Greenspan, Alan. The Age of Turbulence: Adventures in a New World. New York: Penguin, 2007.


     “Irrational exuberance,” he called. Irrational exuberance? Those were the words of Federal Reserve Chairman Alan Greenspan in public testimony in the late 1990s concerning the huge economic growth experienced in the United States during the so-called “dot com bubble.” What is a “bubble?” And what did Greenspan mean and how does he figure as a significant figure in post-World War II US history? And what does the Federal Reserve actually do, anyway?


     In Greenspan’s 2007 autobiography, The Age of Turbulence, he touched in brief on his childhood as a city kid raised by his divorced mother. Greenspan’s account of a life focused on numbers and statistics does tell some interesting anecdotes about his social diversions away from facts and figures and the “soft” science of economics; for example, Greenspan’s passion for playing jazz orchestra in his high school and college age years, and of course, his participation in New York intellectual salon of Any Rand.


     Greenspan served as Federal Reserve (commonly called the “Fed”) Chairman from 1987 to 2005, and for 18 year’s what he said and what he thought could make Wall Street, Frankfurt, Tokyo and London’s “City” make or lose tens of billions of dollars in a single day. As Fed Chairman, Greenspan had only one of numerous votes with Fed Governors on setting key interest rates in the US–short term loans to major banks and government bonds to finance over-spending. With these “influences” of raising or lowering the rates on loans, the Fed intervenes on markets via manipulating money, and the perceived “value” of money as a unit of currency. Doing this provides “stability” to markets and prevents disaster. A semi-independent agency in the US Government, the Fed was created by an act of Congress, and as such is a creature of the will of the people, in theory.


     Technically, the Chairman writes the agenda of the Fed Board and runs the meetings. More than just any banker, Greenspan might one day be considered the intellectual and philosophical giant of capitalism and wealth creation.


     In his memoir’s Greenspan devotes a few pages to his time around Rand and her friends, commenting mostly on drinking parties and esoteric intellectual debates. But the Rand clique’s influence on Greenspan is seen in his subsequent career as a top-tier corporate economic consultant with his own small firm, his involvement with the Ford Administration as President of the Council of Economic Advisor’s, and his towering authority during his Fed career, and the year’s since (often overshadowing the comments of his successor, Ben Bernanke).


     Greenspan certainly credits the Rand clique with reinforcing, often through Rand’s iron-clad, insidious logic in one-on-one debates, his views about the nature of personal liberty and economic freedom. Rand, a Russian Revolutionary-era emigre who spent youth and part of adulthood in first a czarist then a Bolshevik dictatorship, may have been a moral relativist, but she certainly stands out as one of the most quoted and admired (not by this author) “absolutist libertarian” philosophers in the last three hundred years.

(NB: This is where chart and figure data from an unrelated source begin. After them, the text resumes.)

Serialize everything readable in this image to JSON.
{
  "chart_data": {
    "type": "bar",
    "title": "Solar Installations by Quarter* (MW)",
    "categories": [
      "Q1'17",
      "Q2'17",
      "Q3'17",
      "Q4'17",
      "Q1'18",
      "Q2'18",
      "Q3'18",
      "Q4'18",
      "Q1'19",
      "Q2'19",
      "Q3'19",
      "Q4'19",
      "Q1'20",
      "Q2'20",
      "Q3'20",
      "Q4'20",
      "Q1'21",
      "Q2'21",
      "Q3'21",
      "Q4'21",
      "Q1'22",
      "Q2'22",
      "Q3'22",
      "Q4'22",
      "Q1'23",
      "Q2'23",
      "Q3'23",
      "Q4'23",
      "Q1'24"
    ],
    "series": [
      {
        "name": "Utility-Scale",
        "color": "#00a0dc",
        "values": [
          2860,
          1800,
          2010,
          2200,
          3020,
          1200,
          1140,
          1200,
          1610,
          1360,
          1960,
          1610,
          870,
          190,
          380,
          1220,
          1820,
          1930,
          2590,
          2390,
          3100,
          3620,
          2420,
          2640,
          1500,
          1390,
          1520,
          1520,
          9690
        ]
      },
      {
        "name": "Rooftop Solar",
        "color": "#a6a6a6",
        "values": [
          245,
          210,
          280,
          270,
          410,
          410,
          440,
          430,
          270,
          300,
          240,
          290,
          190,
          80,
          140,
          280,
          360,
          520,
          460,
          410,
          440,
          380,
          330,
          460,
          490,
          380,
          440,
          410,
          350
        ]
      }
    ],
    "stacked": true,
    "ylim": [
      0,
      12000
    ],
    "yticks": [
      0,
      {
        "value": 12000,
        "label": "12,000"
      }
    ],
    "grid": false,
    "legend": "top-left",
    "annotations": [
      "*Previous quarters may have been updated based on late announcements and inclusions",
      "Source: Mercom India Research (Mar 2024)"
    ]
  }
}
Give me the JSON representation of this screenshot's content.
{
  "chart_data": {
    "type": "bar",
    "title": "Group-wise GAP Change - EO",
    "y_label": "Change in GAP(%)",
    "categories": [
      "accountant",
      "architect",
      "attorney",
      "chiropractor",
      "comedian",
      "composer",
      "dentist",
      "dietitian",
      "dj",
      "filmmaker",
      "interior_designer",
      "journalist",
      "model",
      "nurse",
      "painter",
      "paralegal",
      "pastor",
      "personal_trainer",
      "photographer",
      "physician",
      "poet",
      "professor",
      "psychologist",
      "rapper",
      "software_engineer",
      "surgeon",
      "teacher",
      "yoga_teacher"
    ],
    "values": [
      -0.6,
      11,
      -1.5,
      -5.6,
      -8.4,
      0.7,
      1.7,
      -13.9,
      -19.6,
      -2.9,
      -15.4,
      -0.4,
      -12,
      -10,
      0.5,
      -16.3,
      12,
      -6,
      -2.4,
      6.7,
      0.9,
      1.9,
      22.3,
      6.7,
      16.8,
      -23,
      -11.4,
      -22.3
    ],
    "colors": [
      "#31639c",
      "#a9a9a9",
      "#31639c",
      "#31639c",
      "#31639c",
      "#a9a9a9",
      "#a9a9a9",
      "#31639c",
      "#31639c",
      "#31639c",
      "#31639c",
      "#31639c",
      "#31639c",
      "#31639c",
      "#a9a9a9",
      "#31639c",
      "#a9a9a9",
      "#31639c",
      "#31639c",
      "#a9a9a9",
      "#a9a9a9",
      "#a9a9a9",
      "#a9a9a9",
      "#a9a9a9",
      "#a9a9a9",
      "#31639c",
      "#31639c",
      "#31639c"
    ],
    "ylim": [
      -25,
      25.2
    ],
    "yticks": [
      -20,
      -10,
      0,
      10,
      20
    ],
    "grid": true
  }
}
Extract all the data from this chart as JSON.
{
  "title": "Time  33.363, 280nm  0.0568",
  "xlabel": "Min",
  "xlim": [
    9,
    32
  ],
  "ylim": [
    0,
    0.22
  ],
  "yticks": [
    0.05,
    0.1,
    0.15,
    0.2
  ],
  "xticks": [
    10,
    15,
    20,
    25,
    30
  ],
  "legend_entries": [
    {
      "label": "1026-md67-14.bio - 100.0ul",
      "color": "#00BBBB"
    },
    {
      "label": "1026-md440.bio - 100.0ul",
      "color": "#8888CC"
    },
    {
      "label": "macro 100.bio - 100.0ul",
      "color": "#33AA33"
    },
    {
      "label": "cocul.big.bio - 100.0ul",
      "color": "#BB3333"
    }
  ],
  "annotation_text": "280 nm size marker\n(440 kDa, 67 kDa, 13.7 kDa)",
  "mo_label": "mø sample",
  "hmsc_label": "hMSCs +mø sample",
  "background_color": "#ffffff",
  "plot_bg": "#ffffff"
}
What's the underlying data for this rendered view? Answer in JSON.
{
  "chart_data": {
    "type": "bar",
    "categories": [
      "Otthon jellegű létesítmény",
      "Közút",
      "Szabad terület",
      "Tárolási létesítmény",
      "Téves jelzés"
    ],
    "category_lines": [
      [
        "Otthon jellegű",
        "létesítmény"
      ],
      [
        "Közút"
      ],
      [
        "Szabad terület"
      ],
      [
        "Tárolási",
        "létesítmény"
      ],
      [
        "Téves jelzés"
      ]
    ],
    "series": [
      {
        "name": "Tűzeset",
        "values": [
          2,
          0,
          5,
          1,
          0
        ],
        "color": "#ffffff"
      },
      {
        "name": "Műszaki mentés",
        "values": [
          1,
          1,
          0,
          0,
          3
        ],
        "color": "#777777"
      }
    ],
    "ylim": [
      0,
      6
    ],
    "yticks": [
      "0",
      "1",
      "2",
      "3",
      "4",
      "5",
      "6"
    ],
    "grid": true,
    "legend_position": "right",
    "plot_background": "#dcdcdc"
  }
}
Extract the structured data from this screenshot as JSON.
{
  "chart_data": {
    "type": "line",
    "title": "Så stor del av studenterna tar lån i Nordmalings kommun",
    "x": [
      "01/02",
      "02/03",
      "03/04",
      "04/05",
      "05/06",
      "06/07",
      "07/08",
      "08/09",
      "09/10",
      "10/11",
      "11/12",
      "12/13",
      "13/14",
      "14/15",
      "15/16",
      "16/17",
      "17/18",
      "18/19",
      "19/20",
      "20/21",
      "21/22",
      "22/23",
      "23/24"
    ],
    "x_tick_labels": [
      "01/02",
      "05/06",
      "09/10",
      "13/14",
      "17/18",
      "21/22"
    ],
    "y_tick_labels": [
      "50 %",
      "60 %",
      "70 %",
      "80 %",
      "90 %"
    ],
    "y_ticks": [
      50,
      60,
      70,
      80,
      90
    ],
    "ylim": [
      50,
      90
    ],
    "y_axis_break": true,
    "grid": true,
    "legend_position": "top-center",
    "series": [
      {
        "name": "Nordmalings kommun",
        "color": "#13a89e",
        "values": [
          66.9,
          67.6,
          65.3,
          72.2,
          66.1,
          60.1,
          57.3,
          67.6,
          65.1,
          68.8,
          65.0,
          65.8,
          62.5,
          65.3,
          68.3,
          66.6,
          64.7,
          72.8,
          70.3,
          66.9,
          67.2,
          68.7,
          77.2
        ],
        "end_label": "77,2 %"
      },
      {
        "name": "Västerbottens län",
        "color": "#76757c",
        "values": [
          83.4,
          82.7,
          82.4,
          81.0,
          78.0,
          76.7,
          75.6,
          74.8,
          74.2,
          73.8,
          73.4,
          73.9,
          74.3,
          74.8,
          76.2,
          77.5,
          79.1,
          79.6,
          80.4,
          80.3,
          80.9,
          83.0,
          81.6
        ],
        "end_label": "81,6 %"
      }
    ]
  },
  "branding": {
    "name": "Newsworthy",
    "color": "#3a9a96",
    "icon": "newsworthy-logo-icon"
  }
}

     Greenspan’s own views throughout the book definitely show his belief and action that the combination of personal choice in decision-making and the freedom to use choice in economic decision-making is the best way to grow wealth in a market economy. The growth of the US economy during Greenspan’s 18 year as chief central banker certainly testify to the effects, both of good boom and bad bust, of government with the discipline to not interfere too much in a nation’s economy, eliminate deficits to expand the availability of money for private enterprise, and reduce the long-term debt. These actions during a time of technological revolution during Clinton’s Administration exploded the gross domestic product (the sum of goods and services produced in a country). The economic growth–the capital accumulation, government surpluses, and job creation–spurred rapid growth, and then created a train broiling ahead with greater and greater momentum.


     As always happens in boom times, people with little knowledge of investing fueled the train with more money (capital accumulation). Hence, the description of “irrational exuberance” was both a reckless p.r. disaster but an apt description of a country’s citizens out to get the “easy money.” Because of the laws of supply and demand in a liberal market, the train abruptly ran out of track. Before catastrophe, Greenspan put on the brakes. All was well. Investors who knew what they were doing did fine. Others who didn’t, did not.


     So, is a capitalist market a “free-market,” as Greenspan (and others) insist it is? Do not governments create things like the Federal Reserve to regulate them, at least a little? If so, does that necessarily translate into personal political liberty or social equal opportunity? Or, does it take money to make money. All are wrong who argue that certain economic status gives people the advantage over the rest of society in their educational and career opportunities. Where people take it from there is up to them. To maintain a relative minority class requires only the benefits of money influence on government. However, skill and ability, and hard work still matter in America. But are we going down a track in a political-economy so corrupt, so bought? These should be “inside the text” questions raised in reading Greenspan’s book. The answers may enlighten people as to what a country of a real free-market and all free-minds would look like.